# PRD — Workflow Data Store (KV + Entity Links)

- Slug: `workflow-data-store`
- Date: `2026-06-04`
- Status: Draft

## Summary

Add a tenant-scoped, cross-run **persistent data store** that workflows can read and write through registered actions. It ships two complementary primitives:

1. **Key/Value store** (`workflow_data_store`) — store any JSON value under a free-form `namespace` + `key`. For counters, cursors, dedup flags, accumulators, run-to-run handoff, and small config.
2. **Entity links** (`workflow_entity_links`) — a first-class, bidirectional, many-to-many mapping between two identifiers (`{type, id}` ↔ `{type, id}`) within a `namespace`. For mapping entities the system produces/consumes — e.g. mirroring a task in one project to a task (or tasks) in another.

The immediate driver is cross-project task mirroring ("update tasks in project B when tasks in project A change"), which requires durable state that survives a single run and is shared across runs.
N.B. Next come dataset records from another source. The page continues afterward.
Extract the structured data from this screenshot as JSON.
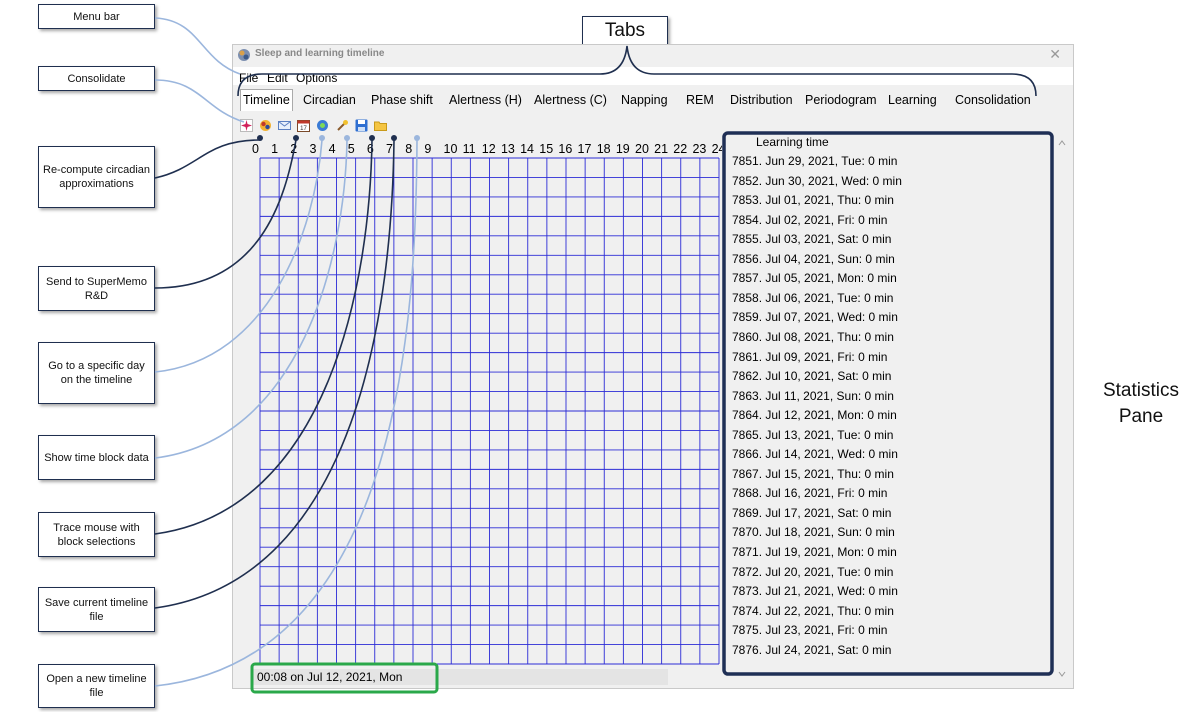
{
  "window": {
    "title": "Sleep and learning timeline",
    "close_glyph": "✕"
  },
  "menu": [
    "File",
    "Edit",
    "Options"
  ],
  "tabs": [
    "Timeline",
    "Circadian",
    "Phase shift",
    "Alertness (H)",
    "Alertness (C)",
    "Napping",
    "REM",
    "Distribution",
    "Periodogram",
    "Learning",
    "Consolidation"
  ],
  "active_tab": "Timeline",
  "toolbar_icons": [
    "consolidate-icon",
    "recompute-circadian-icon",
    "send-mail-icon",
    "calendar-goto-day-icon",
    "block-data-icon",
    "trace-mouse-icon",
    "save-icon",
    "open-folder-icon"
  ],
  "hours": [
    "0",
    "1",
    "2",
    "3",
    "4",
    "5",
    "6",
    "7",
    "8",
    "9",
    "10",
    "11",
    "12",
    "13",
    "14",
    "15",
    "16",
    "17",
    "18",
    "19",
    "20",
    "21",
    "22",
    "23",
    "24"
  ],
  "status": "00:08 on Jul 12, 2021, Mon",
  "stats": {
    "title": "Learning time",
    "rows": [
      "7851. Jun 29, 2021, Tue: 0 min",
      "7852. Jun 30, 2021, Wed: 0 min",
      "7853. Jul 01, 2021, Thu: 0 min",
      "7854. Jul 02, 2021, Fri: 0 min",
      "7855. Jul 03, 2021, Sat: 0 min",
      "7856. Jul 04, 2021, Sun: 0 min",
      "7857. Jul 05, 2021, Mon: 0 min",
      "7858. Jul 06, 2021, Tue: 0 min",
      "7859. Jul 07, 2021, Wed: 0 min",
      "7860. Jul 08, 2021, Thu: 0 min",
      "7861. Jul 09, 2021, Fri: 0 min",
      "7862. Jul 10, 2021, Sat: 0 min",
      "7863. Jul 11, 2021, Sun: 0 min",
      "7864. Jul 12, 2021, Mon: 0 min",
      "7865. Jul 13, 2021, Tue: 0 min",
      "7866. Jul 14, 2021, Wed: 0 min",
      "7867. Jul 15, 2021, Thu: 0 min",
      "7868. Jul 16, 2021, Fri: 0 min",
      "7869. Jul 17, 2021, Sat: 0 min",
      "7870. Jul 18, 2021, Sun: 0 min",
      "7871. Jul 19, 2021, Mon: 0 min",
      "7872. Jul 20, 2021, Tue: 0 min",
      "7873. Jul 21, 2021, Wed: 0 min",
      "7874. Jul 22, 2021, Thu: 0 min",
      "7875. Jul 23, 2021, Fri: 0 min",
      "7876. Jul 24, 2021, Sat: 0 min"
    ]
  },
  "annotations": {
    "menu_bar": "Menu bar",
    "consolidate": "Consolidate",
    "recompute": "Re-compute circadian approximations",
    "send": "Send to SuperMemo R&D",
    "goto_day": "Go to a specific day on the timeline",
    "show_block": "Show time block data",
    "trace_mouse": "Trace mouse with block selections",
    "save_file": "Save current timeline file",
    "open_file": "Open a new timeline file",
    "tabs": "Tabs",
    "stats_pane_line1": "Statistics",
    "stats_pane_line2": "Pane"
  },
  "colors": {
    "grid": "#2b2bd6",
    "callout_line_dark": "#1f2f4f",
    "callout_line_light": "#9bb6dd",
    "status_highlight": "#2aa84a",
    "stats_border": "#1f2f55"
  }
}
But the design is intentionally generic so it is reused across many automation scenarios.

This extends the existing V2 workflow action registry and persistence conventions; it introduces no new runtime framework.

## Problem

A V2 workflow run carries state only in its **Envelope** (`payload`, `vars`, `meta`). That state is per-run and is discarded when the run ends. Snapshots (`workflow_run_snapshots`) are internal recovery only. There is **no supported way for one run to leave a fact that a later, separate run can read.**

Cross-project task mirroring needs exactly that: one run records `task_A → task_B`, and a *different* run (triggered later by an update to `task_A`) must look that mapping up. More broadly, authors repeatedly need to remember things across runs (last-processed cursor, "already handled" markers, external-id ↔ internal-id maps) and today have no primitive for it.
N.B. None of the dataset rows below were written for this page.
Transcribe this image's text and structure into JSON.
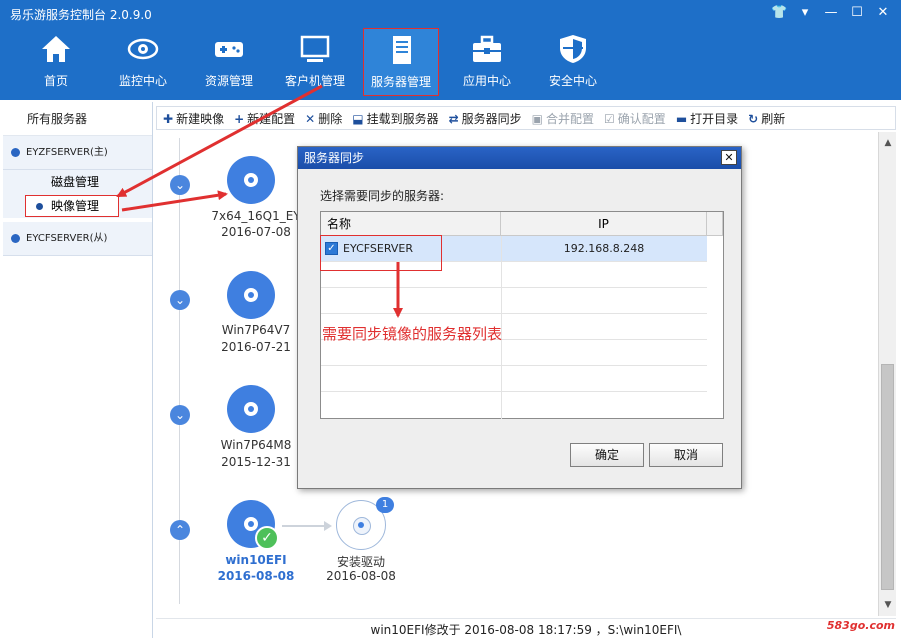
{
  "window": {
    "title": "易乐游服务控制台 2.0.9.0"
  },
  "nav": [
    {
      "label": "首页",
      "icon": "home-icon"
    },
    {
      "label": "监控中心",
      "icon": "eye-icon"
    },
    {
      "label": "资源管理",
      "icon": "gamepad-icon"
    },
    {
      "label": "客户机管理",
      "icon": "monitor-icon"
    },
    {
      "label": "服务器管理",
      "icon": "server-icon",
      "active": true
    },
    {
      "label": "应用中心",
      "icon": "toolbox-icon"
    },
    {
      "label": "安全中心",
      "icon": "shield-icon"
    }
  ],
  "sidebar": {
    "header": "所有服务器",
    "servers": [
      {
        "label": "EYZFSERVER(主)",
        "subitems": [
          "磁盘管理",
          "映像管理"
        ]
      },
      {
        "label": "EYCFSERVER(从)"
      }
    ]
  },
  "toolbar": [
    {
      "label": "新建映像",
      "icon": "add-image-icon"
    },
    {
      "label": "新建配置",
      "icon": "plus-icon"
    },
    {
      "label": "删除",
      "icon": "delete-icon"
    },
    {
      "label": "挂载到服务器",
      "icon": "mount-icon"
    },
    {
      "label": "服务器同步",
      "icon": "sync-icon"
    },
    {
      "label": "合并配置",
      "icon": "merge-icon",
      "disabled": true
    },
    {
      "label": "确认配置",
      "icon": "confirm-icon",
      "disabled": true
    },
    {
      "label": "打开目录",
      "icon": "folder-icon"
    },
    {
      "label": "刷新",
      "icon": "refresh-icon"
    }
  ],
  "images": [
    {
      "name": "7x64_16Q1_EY",
      "date": "2016-07-08"
    },
    {
      "name": "Win7P64V7",
      "date": "2016-07-21"
    },
    {
      "name": "Win7P64M8",
      "date": "2015-12-31"
    },
    {
      "name": "win10EFI",
      "date": "2016-08-08",
      "highlighted": true
    }
  ],
  "child_node": {
    "name": "安装驱动",
    "date": "2016-08-08",
    "badge": "1"
  },
  "status": "win10EFI修改于 2016-08-08 18:17:59 ，S:\\win10EFI\\",
  "watermark": "583go.com",
  "dialog": {
    "title": "服务器同步",
    "close": "✕",
    "prompt": "选择需要同步的服务器:",
    "columns": [
      "名称",
      "IP"
    ],
    "rows": [
      {
        "name": "EYCFSERVER",
        "ip": "192.168.8.248",
        "checked": true
      }
    ],
    "annotation": "需要同步镜像的服务器列表",
    "ok": "确定",
    "cancel": "取消"
  },
  "colors": {
    "nav_bg": "#1e6fc8",
    "accent": "#3f7fe0",
    "annotation_red": "#e03030",
    "check_green": "#4ec05a"
  }
}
The one adjacent table, `tenant_external_entity_mappings`, is integration-specific (QBO/Xero), uses a textual `tenant_id`, is not Citus-distributed, and carries `integration_type`/`external_realm_id` semantics. Repurposing it for internal workflow mapping would overload a table that accounting sync depends on. We reuse the *pattern*, not the table.

## Goals

- Provide a generic, tenant-scoped key/value store usable from any workflow via actions.
- Provide a generic, bidirectional, many-to-many entity-link/mapping store usable from any workflow via actions.
- Free-form namespaces (created on first write); no mandatory registration step.
- Support the cross-project task-mirroring scenario end-to-end with these primitives alone.
- Follow existing V2 conventions: `shared/workflow/persistence` models, `businessOperations` action modules, `withTenantTransaction` + `requirePermission` + `writeRunAudit` + idempotency.
- Land as a **single CE migration** that creates the tables with `tenant uuid` from the start and distributes them inline (Citus-guarded), colocated into the workflow colocation group (group 41, with `workflow_runs`).
- Expose the actions in the workflow designer under a "Data Store" palette group with expression/scope-picker support.
- All new designer UI uses AlgaPSA `@alga-psa/ui` design-system components (no native HTML controls) and is fully localized under the `msp/workflows` i18n namespace, passing `validate-translations.cjs` across all 9 locales.

## Non-goals

- No managed namespace registry, declared value schemas, or per-namespace governance UI in this plan (free-form only; a `list_namespaces` helper gives autocomplete without a registry).
- No per-action `persist`/auto-capture field and no automatic "store every step output." Writes are always explicit, dedicated Data Store nodes — the designer is already complex, and adding a persist affordance to every action would add confusing surface everywhere. Storing is a deliberate act with its own node.
- No strict 1:1 cardinality enforcement on links; cardinality is **N:M** by design (callers decide fan-out). Only duplicate identical edges are prevented.
- No N-ary links (only binary edges between two identifiers). Model richer relationships with `namespace` + edge `attributes`.
- No reuse or migration of `tenant_external_entity_mappings`.
- No changes to workflow runtime mapping semantics, Envelope shape, or persisted step shape.
- No general-purpose blob storage; values are bounded JSON (size-capped).
- No cross-tenant or global (tenantless) scope.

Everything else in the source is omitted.